Gesundheitsamt warnt vor vierter Welle
Vor ziemlich genau einem Jahr schoss die Corona-Inzidenz in Augsburg nach oben und erreichte Rekordwerte. Es deutet einiges darauf hin, dass das wieder passieren könnte
Nach Einschätzung des Gesundheitsamtes steht eine vierte CoronaWelle mit hohen Inzidenzwerten in Augsburg unmittelbar bevor. „Ich gehe davon aus, dass die Werte jetzt relativ schnell steigen werden“, so der stellvertretende Gesundheitsamtsleiter Dr.
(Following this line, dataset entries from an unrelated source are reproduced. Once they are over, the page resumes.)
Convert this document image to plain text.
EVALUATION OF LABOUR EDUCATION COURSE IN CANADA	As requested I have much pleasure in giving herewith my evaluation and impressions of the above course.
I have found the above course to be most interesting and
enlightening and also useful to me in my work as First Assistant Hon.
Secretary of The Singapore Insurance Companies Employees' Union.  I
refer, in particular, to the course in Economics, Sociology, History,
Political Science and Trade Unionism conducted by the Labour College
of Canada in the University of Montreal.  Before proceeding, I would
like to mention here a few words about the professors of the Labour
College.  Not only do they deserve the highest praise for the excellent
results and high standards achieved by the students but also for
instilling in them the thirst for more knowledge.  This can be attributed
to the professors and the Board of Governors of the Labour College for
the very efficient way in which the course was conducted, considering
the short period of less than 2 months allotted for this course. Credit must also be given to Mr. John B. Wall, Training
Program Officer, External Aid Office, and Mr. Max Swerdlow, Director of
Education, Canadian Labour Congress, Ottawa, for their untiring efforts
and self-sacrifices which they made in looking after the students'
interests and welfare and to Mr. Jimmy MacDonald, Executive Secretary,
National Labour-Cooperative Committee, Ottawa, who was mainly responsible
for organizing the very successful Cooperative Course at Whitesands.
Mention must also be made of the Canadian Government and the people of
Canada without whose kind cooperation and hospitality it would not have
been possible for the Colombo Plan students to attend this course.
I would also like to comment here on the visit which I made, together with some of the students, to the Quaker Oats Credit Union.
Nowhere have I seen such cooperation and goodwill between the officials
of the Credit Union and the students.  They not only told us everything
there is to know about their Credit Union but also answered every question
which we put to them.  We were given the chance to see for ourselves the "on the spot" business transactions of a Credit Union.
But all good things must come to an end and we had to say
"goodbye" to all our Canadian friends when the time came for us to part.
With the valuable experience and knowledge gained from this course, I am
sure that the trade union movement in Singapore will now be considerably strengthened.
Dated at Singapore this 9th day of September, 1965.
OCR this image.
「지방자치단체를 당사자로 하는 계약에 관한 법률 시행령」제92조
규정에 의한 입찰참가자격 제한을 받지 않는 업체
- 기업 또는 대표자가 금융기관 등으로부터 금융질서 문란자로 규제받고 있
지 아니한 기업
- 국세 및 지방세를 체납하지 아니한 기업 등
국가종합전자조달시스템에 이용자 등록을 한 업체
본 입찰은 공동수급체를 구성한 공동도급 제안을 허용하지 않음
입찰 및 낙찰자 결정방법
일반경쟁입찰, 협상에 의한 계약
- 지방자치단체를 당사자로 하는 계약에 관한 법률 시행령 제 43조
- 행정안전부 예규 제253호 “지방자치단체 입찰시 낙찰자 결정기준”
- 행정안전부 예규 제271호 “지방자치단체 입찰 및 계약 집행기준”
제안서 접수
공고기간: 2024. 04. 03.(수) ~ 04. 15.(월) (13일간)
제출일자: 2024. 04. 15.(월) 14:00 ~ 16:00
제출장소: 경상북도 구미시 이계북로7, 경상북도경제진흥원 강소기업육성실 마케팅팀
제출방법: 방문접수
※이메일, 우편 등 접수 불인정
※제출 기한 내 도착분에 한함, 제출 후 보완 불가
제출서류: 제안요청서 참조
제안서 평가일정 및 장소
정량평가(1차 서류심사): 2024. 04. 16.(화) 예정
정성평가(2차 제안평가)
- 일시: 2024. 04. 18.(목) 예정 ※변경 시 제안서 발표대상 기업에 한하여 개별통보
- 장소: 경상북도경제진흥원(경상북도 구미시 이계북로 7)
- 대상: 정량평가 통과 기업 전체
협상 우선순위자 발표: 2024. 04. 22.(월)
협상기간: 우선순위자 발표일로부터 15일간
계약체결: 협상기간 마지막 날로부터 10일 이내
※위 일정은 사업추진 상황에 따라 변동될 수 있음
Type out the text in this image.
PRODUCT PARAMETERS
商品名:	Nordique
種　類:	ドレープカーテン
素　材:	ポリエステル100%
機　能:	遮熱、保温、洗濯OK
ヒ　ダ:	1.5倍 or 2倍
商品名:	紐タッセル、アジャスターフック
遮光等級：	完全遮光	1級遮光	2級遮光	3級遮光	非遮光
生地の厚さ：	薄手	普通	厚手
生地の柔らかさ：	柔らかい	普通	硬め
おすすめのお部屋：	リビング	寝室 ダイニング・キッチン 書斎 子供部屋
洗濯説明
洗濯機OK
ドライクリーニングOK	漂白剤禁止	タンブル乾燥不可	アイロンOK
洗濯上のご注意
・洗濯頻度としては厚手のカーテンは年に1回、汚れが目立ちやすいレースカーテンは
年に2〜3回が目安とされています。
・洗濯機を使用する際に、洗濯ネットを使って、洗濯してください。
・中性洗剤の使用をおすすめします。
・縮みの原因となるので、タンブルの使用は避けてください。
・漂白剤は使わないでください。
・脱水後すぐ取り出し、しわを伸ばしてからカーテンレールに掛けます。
Thomas Wibmer. Es seien zwar 71 Prozent der Augsburger Bevölkerung ab zwölf Jahren vollständig geimpft (61 Prozent über alle Altersgruppen hinweg), gleichzeitig sei die Delta-Variante deutlich ansteckender. Am Freitag lag die Sieben-Tage-Inzidenz in Augsburg laut Robert-Koch-Institut bei 113,2. Vergleiche man den aktuellen Verlauf mit dem vor exakt einem Jahr, sehe man große Parallelen. Zwischen der ersten und zweiten Oktoberwoche begann damals der ungebremste Anstieg auf Werte über 350, die zu den höchsten in Deutschland gehörten. „Wir müssen auch in diesem Jahr wahrscheinlich mit sehr hohen Zahlen rechnen“, so Wibmer.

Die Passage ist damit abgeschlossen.